I'm feeling very depressed. I was able to get a job on a general medicine floor at a large teaching hospital and I was very grateful to have a job since I've heard it can be tough for new grads right now.
But it's been very rough. My new grad orientation consisted of two days of hospital orientation followed by five shifts of unit orientation. After that, I was on my own. I was juggling 4-5 patients with only 5 orientation shifts under my belt. I was titrating heparin drips, ordering PTT labs, passing meds, taking admissions, doing wound dressings, and a whole slew of tasks that I feel woefully unprepared for. Most days I don't eat lunch. There are no secretaries on my unit and call lights are hooked up directly to the nurse's phone so I'm constantly getting calls as I running around like a mad woman.

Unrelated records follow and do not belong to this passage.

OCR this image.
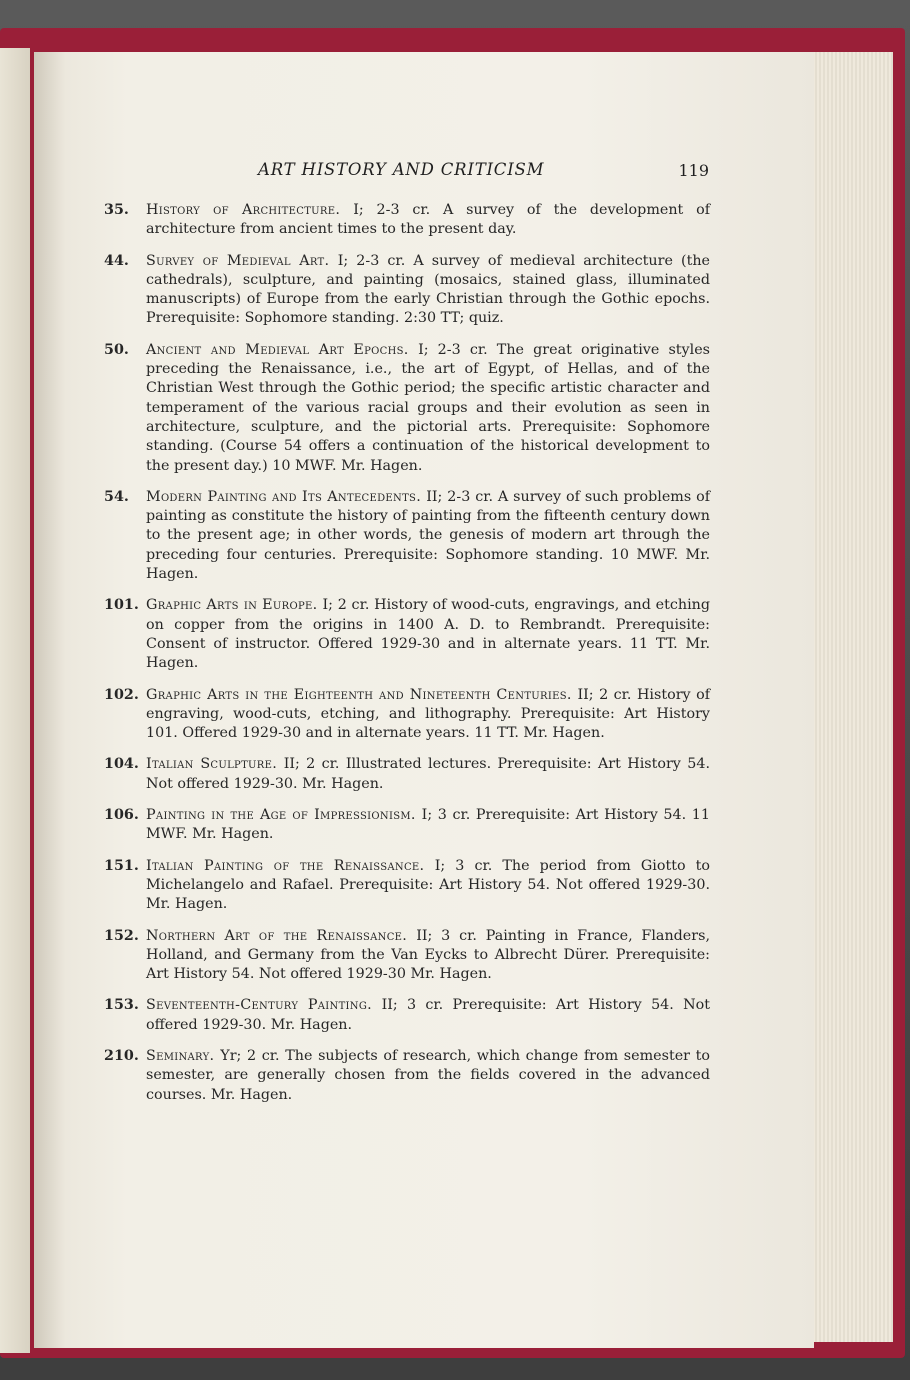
ART HISTORY AND CRITICISM	119
35. History of Architecture. I; 2-3 cr. A survey of the development of architecture from ancient times to the present day.
44. Survey of Medieval Art. I; 2-3 cr. A survey of medieval architecture (the cathedrals), sculpture, and painting (mosaics, stained glass, illuminated manuscripts) of Europe from the early Christian through the Gothic epochs. Prerequisite: Sophomore standing. 2:30 TT; quiz.
50. Ancient and Medieval Art Epochs. I; 2-3 cr. The great originative styles preceding the Renaissance, i.e., the art of Egypt, of Hellas, and of the Christian West through the Gothic period; the specific artistic character and temperament of the various racial groups and their evolution as seen in architecture, sculpture, and the pictorial arts. Prerequisite: Sophomore standing. (Course 54 offers a continuation of the historical development to the present day.) 10 MWF. Mr. Hagen.
54. Modern Painting and Its Antecedents. II; 2-3 cr. A survey of such problems of painting as constitute the history of painting from the fifteenth century down to the present age; in other words, the genesis of modern art through the preceding four centuries. Prerequisite: Sophomore standing. 10 MWF. Mr. Hagen.
101. Graphic Arts in Europe. I; 2 cr. History of wood-cuts, engravings, and etching on copper from the origins in 1400 A. D. to Rembrandt. Prerequisite: Consent of instructor. Offered 1929-30 and in alternate years. 11 TT. Mr. Hagen.
102. Graphic Arts in the Eighteenth and Nineteenth Centuries. II; 2 cr. History of engraving, wood-cuts, etching, and lithography. Prerequisite: Art History 101. Offered 1929-30 and in alternate years. 11 TT. Mr. Hagen.
104. Italian Sculpture. II; 2 cr. Illustrated lectures. Prerequisite: Art History 54. Not offered 1929-30. Mr. Hagen.
106. Painting in the Age of Impressionism. I; 3 cr. Prerequisite: Art History 54. 11 MWF. Mr. Hagen.
151. Italian Painting of the Renaissance. I; 3 cr. The period from Giotto to Michelangelo and Rafael. Prerequisite: Art History 54. Not offered 1929-30. Mr. Hagen.
152. Northern Art of the Renaissance. II; 3 cr. Painting in France, Flanders, Holland, and Germany from the Van Eycks to Albrecht Dürer. Prerequisite: Art History 54. Not offered 1929-30 Mr. Hagen.
153. Seventeenth-Century Painting. II; 3 cr. Prerequisite: Art History 54. Not offered 1929-30. Mr. Hagen.
210. Seminary. Yr; 2 cr. The subjects of research, which change from semester to semester, are generally chosen from the fields covered in the advanced courses. Mr. Hagen.
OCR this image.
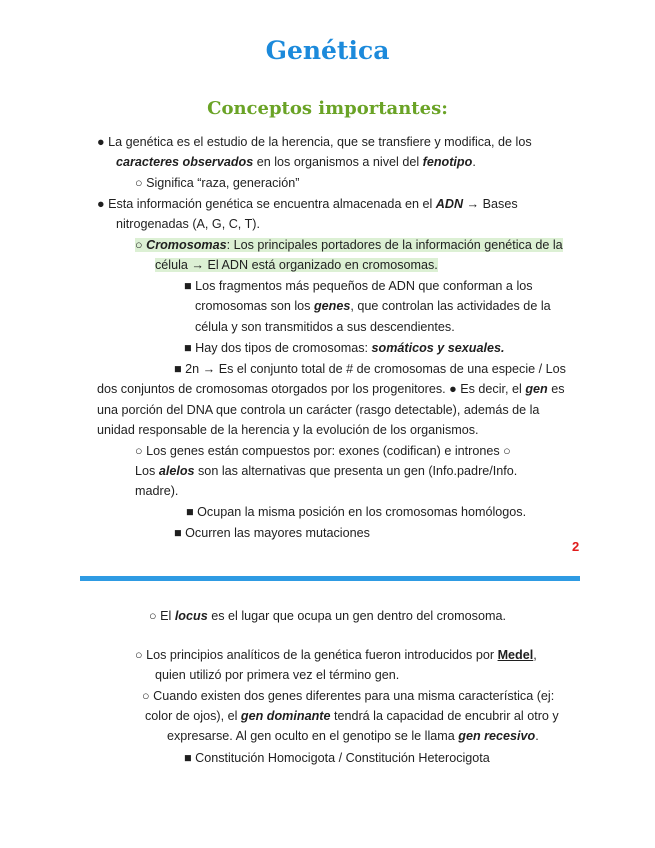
Genética
Conceptos importantes:
● La genética es el estudio de la herencia, que se transfiere y modifica, de los
caracteres observados en los organismos a nivel del fenotipo.
○ Significa “raza, generación”
● Esta información genética se encuentra almacenada en el ADN → Bases
nitrogenadas (A, G, C, T).
○ Cromosomas: Los principales portadores de la información genética de la
célula → El ADN está organizado en cromosomas.
■ Los fragmentos más pequeños de ADN que conforman a los
cromosomas son los genes, que controlan las actividades de la
célula y son transmitidos a sus descendientes.
■ Hay dos tipos de cromosomas: somáticos y sexuales.
■ 2n → Es el conjunto total de # de cromosomas de una especie / Los
dos conjuntos de cromosomas otorgados por los progenitores. ● Es decir, el gen es
una porción del DNA que controla un carácter (rasgo detectable), además de la
unidad responsable de la herencia y la evolución de los organismos.
○ Los genes están compuestos por: exones (codifican) e intrones ○
Los alelos son las alternativas que presenta un gen (Info.padre/Info.
madre).
■ Ocupan la misma posición en los cromosomas homólogos.
■ Ocurren las mayores mutaciones
2
○ El locus es el lugar que ocupa un gen dentro del cromosoma.
○ Los principios analíticos de la genética fueron introducidos por Medel,
quien utilizó por primera vez el término gen.
○ Cuando existen dos genes diferentes para una misma característica (ej:
color de ojos), el gen dominante tendrá la capacidad de encubrir al otro y
expresarse. Al gen oculto en el genotipo se le llama gen recesivo.
■ Constitución Homocigota / Constitución Heterocigota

The end result is that I already feel burned out and it's only been my second week alone. I worked as a nurse's aid for two years at a different hospital and thought nursing was my calling, but now that I'm at this new hospital, I just hate it so much. I spend my off days depressed and anxious about the next shift. It's frustrating because I received a longer orientation as a nurse's aid than as a nurse.
I don't know what I got myself into. I keep fantasizing about leaving nursing all together and doing something else with my life that's less stressful, gives me the ability to sit down for 30 minutes to eat, and let's me have enough time to drink and go to the bathroom. Thanks for reading my vent.